À ces mots il trait un grand badellaire que il portoit, et lâche ; et fiert ce Tuillier un tel horion sur la tête que il l’abattit aux pieds de son cheval Sitôt que il fut chu entre les pieds, on l’environna de toutes parts, parquoi il ne fût vu des assemblées qui là étoient, et qui se disoient ses gens. Adonc descendit un écuyer du roi, que on appeloit Jean Standuich[1], et tira une belle épée que il portoit, et la bouta au ventre de ce Tuillier, et là fut mort. Adonc s’aperçurent ces méchans gens là assemblés que leur capitaine étoit occis ; si commencèrent à murmurer ensemble et à dire : « Ils ont mort notre capitaine ; allons, allons ! occions tout ! » À ces mots ils se rangèrent sur la place, par manière d’une bataille, chacun son arc devant lui qui l’avoit. Là fit le roi un grand outrage ; mais il fut converti en bien. Car tantôt que Tuillier fut atterré, il se partit de ses gens, tout seul, et dit : « Demeurez ci, nul ne me suive. » Lors vint-il au devant de ces folles gens qui s’ordonnoient pour venir venger leur capitaine, et leur dit : « Seigneurs, que vous faut ? Vous n’avez nul autre capitaine que moi ; je suis votre roi, tenez-vous en paix. » Dont il advint que le plus de ces gens, sitôt qu’ils virent et ouïrent parler le roi, ils furent tout honteux et se commencèrent à défuir ; et c’étoient les paisibles : mais les mauvais ne se départoient mie ; ainçois se ordonnoient et montroient que ils feroient quelque chose. Adonc retourna le roi à ses gens, et demanda que il étoit bon à faire. Il fut conseillé que il se traieroit sur les champs ; car fuir ni éloigner ne leur valoit rien. Et dit le maire : « Il est bon que nous fassions ainsi ; car je suppose que nous aurons tantôt grand confort de ceux de Londres, des bonnes gens de ceux de notre lez, qui sont pourvus et armés, eux et leurs amis, en leurs maisons. »

Entrementes que ces choses se démenoient ainsi, couroit une voix et un effroi parmi Londres, en disant ainsi : « On tue le roi. » Pour lequel effroi toutes manières de bonnes gens de la partie du roi saillirent hors de leurs hôtels, armés et pourvus, et se trairent tous devers Semitefille et sur les champs, là où le roi étoit trait ; et furent tantôt sept à huit mille hommes armés, tous ou environ.

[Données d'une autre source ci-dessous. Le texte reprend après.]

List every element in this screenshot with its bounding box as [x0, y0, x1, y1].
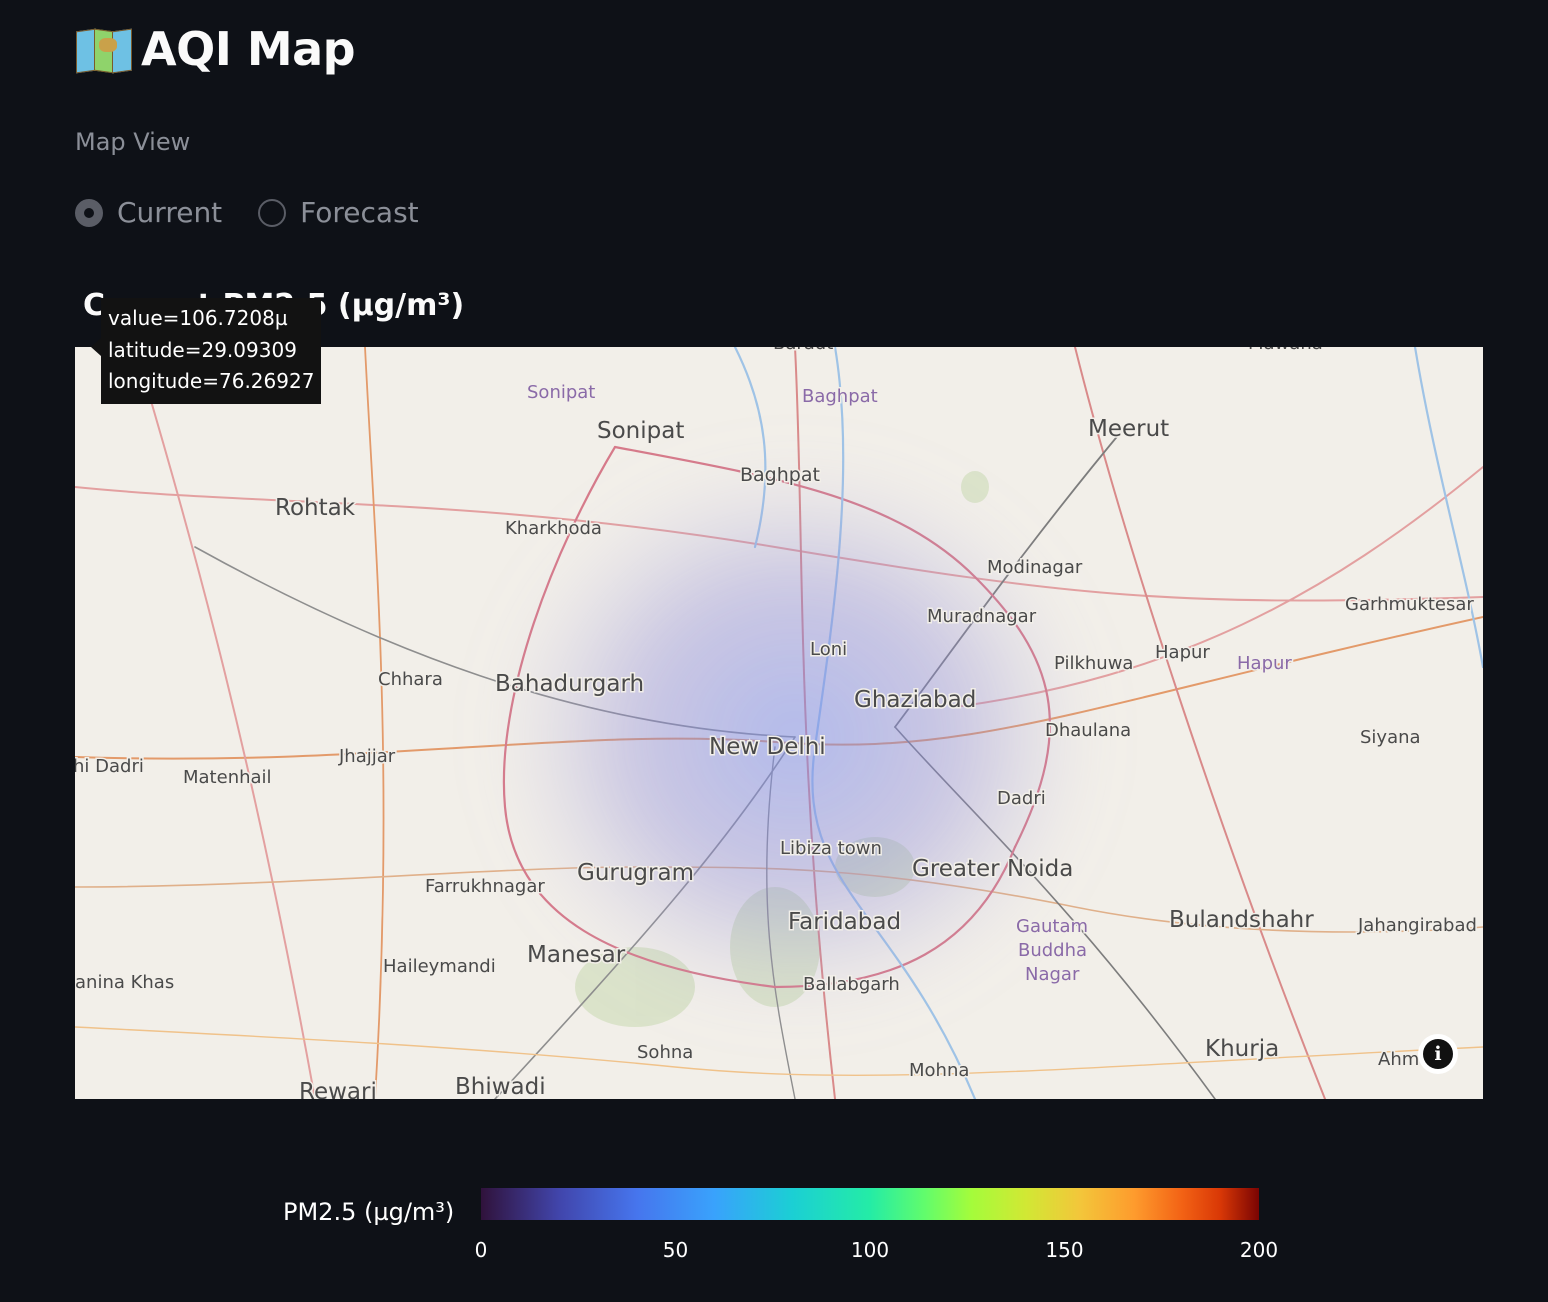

Là vinrent tous les premiers, messire Robert Canolle et messire Perducas de la Breth, bien accompagnés de bonnes gens, et neuf des échevins de Londres à plus de six cents hommes d’armes, et un puissant homme de la ville qui étoit des draps[2] du

  1. Stow l’appelle Crowdich.
  2. C’est-à-dire de la suite du roi, habillé aux dépens du roi et non pas, comme le disent les traducteurs anglais, drapier du roi.